ShangtongZhang / DeepRL

Modularized Implementation of Deep RL Algorithms in PyTorch
MIT License
3.21k stars 684 forks source link

Dueling DQN ,The expanded size of the tensor (2) must match the existing size (10) at non-singleton dimension 1 #26

Closed jixian79 closed 6 years ago

jixian79 commented 6 years ago

Ubuntu 16.04 pytorch 0.3.1 run your Dueling DQN, it reports

Traceback (most recent call last):
  File "/home/opencv/PycharmProjects/RL-Pytorch/main.py", line 422, in <module>
    dqn_cart_pole()
  File "/home/opencv/PycharmProjects/RL-Pytorch/main.py", line 29, in dqn_cart_pole
    run_episodes(DQNAgent(config))
  File "/home/opencv/PycharmProjects/RL-Pytorch/utils/misc.py", line 21, in run_episodes
    reward, step = agent.episode()
  File "/home/opencv/PycharmProjects/RL-Pytorch/agent/DQN_agent.py", line 59, in episode
    q_next = self.target_network.predict(next_states, False).detach()  # TD网络计算Q'
  File "/home/opencv/PycharmProjects/RL-Pytorch/network/base_network.py", line 91, in predict
    q = value.expand_as(advantange) + (advantange - advantange.mean(1).expand_as(advantange))
  File "/anaconda3/envs/gymlab/lib/python3.5/site-packages/torch/autograd/variable.py", line 433, in expand_as
    return self.expand(tensor.size())
RuntimeError: The expanded size of the tensor (2) must match the existing size (10) at non-singleton dimension 1. 

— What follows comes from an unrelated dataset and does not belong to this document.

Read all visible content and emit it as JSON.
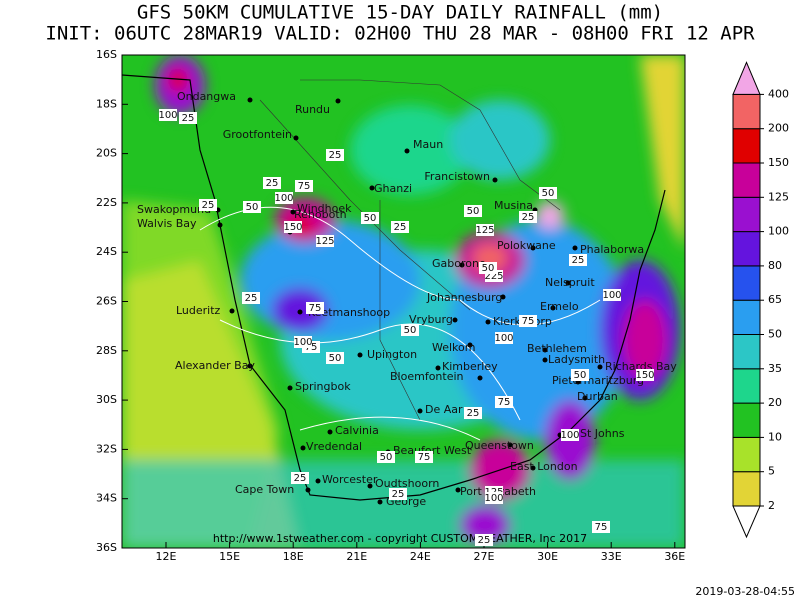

But i solved it , in base_network.py ,line 91 change the q = value.expand_as(advantange) + (advantange - advantange.mean(1).expand_as(advantange)) to q = value.expand_as(advantange) + (advantange - advantange.mean(1,keepdim=True).expand_as(advantange))

then it works well

ShangtongZhang commented 6 years ago

Thanks for pointing this out. I missed this issue when I upgrade to pytorch 0.3. I pushed the fix as you suggested.